First we heard of the yellow
vests protests in France, a populist movement from the working middle class who
took to the streets to vent their frustrations on economic issues. Now we have the black shirts protests in Hong
Kong, going now more than 13 weeks. Again,
another populist movement coming from the middle class ranks. It kinds of remind one of a third populist movement - in the US during the last election cycle,
except that in their instance, instead of bullets, the protagonists used the
ballot.
One outstanding thing is how
the HK movement has been able to galvanize the citizenry to gather in very
large numbers even with a very loose organization whose leaders are not even clearly
known. It gathered at one point 1.7
million people on very short notice, almost a fourth of the total population of
the island of about 7 million people. Tech-savvy
residents have created their own networks for communications and dissemination. Thus we hear buzz words like mesh networks or
Telegram, etc.
How could anyone ignore the
numbers? And more importantly how could
one not realize the stakes involved?
Among them are:
In the world of finance, HK
is the third most important global financial hub, behind only London and the US. It cannot afford to be destabilized for long,
without deleterious repercussions worldwide.

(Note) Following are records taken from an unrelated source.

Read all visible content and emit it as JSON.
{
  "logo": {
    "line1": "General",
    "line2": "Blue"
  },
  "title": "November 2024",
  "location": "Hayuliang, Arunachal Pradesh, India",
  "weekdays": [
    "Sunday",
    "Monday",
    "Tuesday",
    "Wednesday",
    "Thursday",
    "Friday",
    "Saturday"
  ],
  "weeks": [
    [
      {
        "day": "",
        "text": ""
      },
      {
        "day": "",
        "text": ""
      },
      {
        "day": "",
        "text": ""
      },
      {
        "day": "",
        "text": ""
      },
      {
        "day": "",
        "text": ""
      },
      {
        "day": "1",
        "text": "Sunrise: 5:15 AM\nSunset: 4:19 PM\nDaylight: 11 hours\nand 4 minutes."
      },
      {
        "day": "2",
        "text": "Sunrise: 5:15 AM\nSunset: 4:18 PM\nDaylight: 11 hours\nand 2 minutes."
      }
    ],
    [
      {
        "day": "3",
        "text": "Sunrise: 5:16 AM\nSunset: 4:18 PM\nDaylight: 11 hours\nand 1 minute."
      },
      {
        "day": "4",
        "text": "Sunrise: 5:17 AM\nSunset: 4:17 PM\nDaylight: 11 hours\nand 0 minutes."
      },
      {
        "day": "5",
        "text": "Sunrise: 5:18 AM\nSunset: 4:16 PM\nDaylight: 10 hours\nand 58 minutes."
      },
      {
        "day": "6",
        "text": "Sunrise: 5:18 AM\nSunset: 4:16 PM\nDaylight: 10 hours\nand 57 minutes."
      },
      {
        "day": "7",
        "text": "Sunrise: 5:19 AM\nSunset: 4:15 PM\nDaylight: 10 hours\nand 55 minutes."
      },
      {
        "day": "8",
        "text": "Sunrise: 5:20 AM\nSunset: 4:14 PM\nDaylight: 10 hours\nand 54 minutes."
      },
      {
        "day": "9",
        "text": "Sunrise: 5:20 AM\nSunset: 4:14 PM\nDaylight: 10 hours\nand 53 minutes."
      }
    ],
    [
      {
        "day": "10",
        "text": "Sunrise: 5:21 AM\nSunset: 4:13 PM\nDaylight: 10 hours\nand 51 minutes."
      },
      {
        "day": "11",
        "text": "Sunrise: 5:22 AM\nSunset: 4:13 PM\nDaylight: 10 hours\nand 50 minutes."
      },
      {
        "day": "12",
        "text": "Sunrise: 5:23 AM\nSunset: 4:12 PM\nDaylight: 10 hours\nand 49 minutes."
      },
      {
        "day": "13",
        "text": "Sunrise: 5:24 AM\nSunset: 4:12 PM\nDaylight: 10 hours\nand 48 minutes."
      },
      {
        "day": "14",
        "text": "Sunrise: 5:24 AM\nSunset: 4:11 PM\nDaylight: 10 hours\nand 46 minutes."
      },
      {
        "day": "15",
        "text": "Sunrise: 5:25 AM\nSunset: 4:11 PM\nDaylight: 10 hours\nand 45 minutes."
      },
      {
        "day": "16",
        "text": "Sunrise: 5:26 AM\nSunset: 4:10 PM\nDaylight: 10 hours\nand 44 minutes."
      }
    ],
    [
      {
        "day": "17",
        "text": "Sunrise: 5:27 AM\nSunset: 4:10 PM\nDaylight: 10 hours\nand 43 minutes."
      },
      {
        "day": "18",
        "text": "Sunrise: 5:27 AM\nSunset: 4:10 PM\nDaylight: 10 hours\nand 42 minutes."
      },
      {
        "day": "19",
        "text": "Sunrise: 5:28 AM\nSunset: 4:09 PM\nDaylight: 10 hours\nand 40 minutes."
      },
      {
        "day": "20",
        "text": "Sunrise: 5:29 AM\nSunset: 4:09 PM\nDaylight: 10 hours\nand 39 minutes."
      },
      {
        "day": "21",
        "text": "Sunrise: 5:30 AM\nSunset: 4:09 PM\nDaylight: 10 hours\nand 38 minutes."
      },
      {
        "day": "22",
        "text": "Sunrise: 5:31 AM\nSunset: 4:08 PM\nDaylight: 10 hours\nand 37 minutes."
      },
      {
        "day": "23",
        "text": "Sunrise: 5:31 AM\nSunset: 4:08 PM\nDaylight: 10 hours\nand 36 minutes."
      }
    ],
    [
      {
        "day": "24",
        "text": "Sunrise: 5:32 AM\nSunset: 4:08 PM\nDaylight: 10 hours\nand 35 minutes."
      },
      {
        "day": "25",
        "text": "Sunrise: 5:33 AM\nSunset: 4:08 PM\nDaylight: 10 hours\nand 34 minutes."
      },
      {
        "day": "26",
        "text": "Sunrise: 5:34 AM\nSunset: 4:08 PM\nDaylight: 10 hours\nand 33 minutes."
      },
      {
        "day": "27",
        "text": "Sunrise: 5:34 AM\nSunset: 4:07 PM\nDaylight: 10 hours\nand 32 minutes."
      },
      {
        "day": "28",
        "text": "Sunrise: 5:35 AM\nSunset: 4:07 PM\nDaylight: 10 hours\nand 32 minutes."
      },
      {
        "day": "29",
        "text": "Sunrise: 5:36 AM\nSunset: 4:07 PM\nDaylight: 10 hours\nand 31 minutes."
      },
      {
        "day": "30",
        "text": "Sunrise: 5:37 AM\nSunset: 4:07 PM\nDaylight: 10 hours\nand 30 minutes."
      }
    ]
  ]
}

The tense rumblings are definitely undermining this pivotal role in this
Asian locale where English is a primary language.
It is an inevitability that
in 2047, HK will truly be molded as part of Mainland China, as per agreement
reached in 1997, and it will be ruled by the Communist government like any
other part of China. Once done, HK will
lose its financial prominence because the major Western powers will never allow
itself to trust in China. But why should
HK be any different from any Chinese city?
But first a little
trivia. Before the ascendency of China
as a looming world power, the Communist government had eyed HK with great avarice
because HK’s economy or GDP then was comparatively huge compared to that of
China. But in the meantime China’s many big cities blossomed and became
modernized and prosperous amidst a riotous economy that was burgeoning to the
point that now, HK’s GDP contribution would not mean that much, maybe
representing only 10 or 15% of China’s total.
But the bigger problem is HK itself. HK became unique HK because of the uncanny combination of the Chinese people’s intrepid nature and their entrepreneurship genius mixed with the vaunted British Common Law. That inimitable combination produced HK, and we know this would become untenable once HK becomes part of the Communist regime of China. Rule of law as known in the West will be alien then, and the HK generations weaned on this cannot survive.
Even with just this, one can
easily grasp the mammoth dilemma that HK truly finds itself.